Il en résulte clairement que les quatre oiseaux représentent les quatre enfants d'Osiris: Amset, Sis, Soumants et Kebhsniv, génies des quatre points cardinaux, vers lesquels on les prie de se diriger pour annoncer aussi au monde entier qu'à l'exemple du dieu Hôrus, le roi Rhamsès-Méiamoun vient de mettre sur sa tête la couronne emblème de la domination sur les régions supérieures et inférieures. Cette couronne se nommait pschent; c'est celle que porte ici, en effet, et pour la première fois, le roi debout et devant lequel se passe la fonction sacrée qu'on vient de faire connaître.
La dernière partie du bas-relief représente le roi, coiffé du pschent, remerciant le dieu dans son temple. Le monarque, précédé de tout le corps sacerdotal et de la musique sacrée, est accompagné par les officiers de sa maison. On le voit ensuite couper avec une faucille d'or une gerbe de blé, et, coiffé enfin de son casque militaire comme à sa sortie du palais, prendre congé, par une libation, du dieu Amon-Hôrus rentré dans son sanctuaire. La reine est encore témoin de ces deux dernières cérémonies; le prêtre invoque les dieux; un hiérogrammate lit une longue prière; auprès du Pharaon sont encore le taureau blanc et les images des rois ancêtres dressées sur une même base.

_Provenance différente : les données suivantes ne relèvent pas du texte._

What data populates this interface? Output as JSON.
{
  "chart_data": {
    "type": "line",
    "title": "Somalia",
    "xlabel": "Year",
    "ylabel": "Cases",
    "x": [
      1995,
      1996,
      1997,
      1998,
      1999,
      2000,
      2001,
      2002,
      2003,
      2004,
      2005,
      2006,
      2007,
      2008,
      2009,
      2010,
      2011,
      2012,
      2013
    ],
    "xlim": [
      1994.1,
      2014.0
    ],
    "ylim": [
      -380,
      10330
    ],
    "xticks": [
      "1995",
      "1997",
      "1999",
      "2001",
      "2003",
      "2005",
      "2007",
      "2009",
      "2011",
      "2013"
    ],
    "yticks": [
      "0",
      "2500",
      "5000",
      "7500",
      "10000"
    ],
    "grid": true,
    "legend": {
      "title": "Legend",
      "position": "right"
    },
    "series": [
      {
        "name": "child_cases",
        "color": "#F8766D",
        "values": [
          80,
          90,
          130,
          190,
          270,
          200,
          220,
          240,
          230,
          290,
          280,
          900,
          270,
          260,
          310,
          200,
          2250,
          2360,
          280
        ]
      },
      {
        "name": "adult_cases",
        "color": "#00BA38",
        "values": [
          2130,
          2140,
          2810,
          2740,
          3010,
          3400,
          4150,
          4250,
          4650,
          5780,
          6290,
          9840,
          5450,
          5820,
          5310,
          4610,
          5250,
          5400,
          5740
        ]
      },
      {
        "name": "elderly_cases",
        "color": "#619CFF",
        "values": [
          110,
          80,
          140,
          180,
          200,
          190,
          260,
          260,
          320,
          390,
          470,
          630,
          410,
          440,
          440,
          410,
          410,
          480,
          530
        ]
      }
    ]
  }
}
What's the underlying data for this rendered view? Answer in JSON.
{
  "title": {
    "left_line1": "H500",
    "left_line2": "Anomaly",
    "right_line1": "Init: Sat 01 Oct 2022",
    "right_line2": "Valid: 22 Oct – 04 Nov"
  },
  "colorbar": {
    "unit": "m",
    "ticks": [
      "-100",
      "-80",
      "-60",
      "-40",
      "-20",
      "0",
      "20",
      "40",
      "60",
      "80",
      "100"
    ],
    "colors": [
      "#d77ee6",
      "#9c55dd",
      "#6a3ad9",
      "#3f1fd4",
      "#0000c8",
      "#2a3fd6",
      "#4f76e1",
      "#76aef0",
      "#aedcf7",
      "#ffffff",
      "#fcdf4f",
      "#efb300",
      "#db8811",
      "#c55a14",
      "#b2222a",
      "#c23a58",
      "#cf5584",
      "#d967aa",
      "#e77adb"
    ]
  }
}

C'est en étudiant cette partie du tableau que j'ai pu m'assurer enfin de la place relative qu'occupe Rhamsès-Méiamoun dans la série des dynasties égyptiennes. Les statues des rois ses prédécesseurs sont ici chronologiquement rangées, et comme cet ordre est celui même que leur assignent d'autres monuments de Thèbes, aucun doute ne saurait s'élever sur cette ligne de succession, ces statues, au nombre de neuf, portant devant elles les cartouches prénoms des rois qu'elles représentent. Rhamsès-Méiamoun, comme Rhamsès le Grand (Sésostris), ayant marqué son règne par de grands exploits militaires, ces deux princes ont été confondus par les historiens grecs en un seul et même personnage. Mais les monuments originaux les différencient trop bien l'un de l'autre pour que la même confusion puisse avoir lieu désormais. Je me propose de traiter ailleurs de cette importante distinction avec plus de détails. Revenons à la décoration de la magnifique cour de Médinet-Habou.
On a sculpté dans le registre supérieur de la galerie de l'est, partie gauche, et dans celui de la galerie du sud, une seconde cérémonie publique tout aussi développée que la précédente. Celle-ci est une panégyrie célébrée par le roi en l'honneur de son père, le dieu Sochar-Osiris, le vingt-septième jour du mois de Hathôr. Je possède également des dessins fidèles de cette solennité et la copie des nombreuses légendes explicatives qui l'accompagnent.
Il faut passer rapidement sur les scènes de consécration et les honneurs royaux décernés par les dieux à Rhamsès-Méiamoun, et que reproduisent une foule de grands bas-reliefs sculptés dans les registres inférieurs des galeries de l'est, du nord et du sud; je dois encore mieux me dispenser de noter ici le nom des divinités auxquelles le Pharaon présente des offrandes variées dans les cent quarante-quatre bas-reliefs peints qui ornent seulement les seize piliers des galeries est et ouest, non compris tous ceux du même genre sculptés sur le fût des trois grandes colonnades qui soutiennent, soit les galeries nord et sud, soit l'intérieur de la galerie de l'ouest.
Sur la paroi du fond de cette galerie ou portique formé par une double rangée de piliers-cariatides et de colonnes, vingt-quatre grands bas-reliefs retracent les hommages pieux du roi envers les dieux, ou les bienfaits que les grandes divinités de Thèbes prodiguent au Pharaon victorieux. Une série de figures en pied ornent le soubassement de cette galerie et méritent une attention particulière.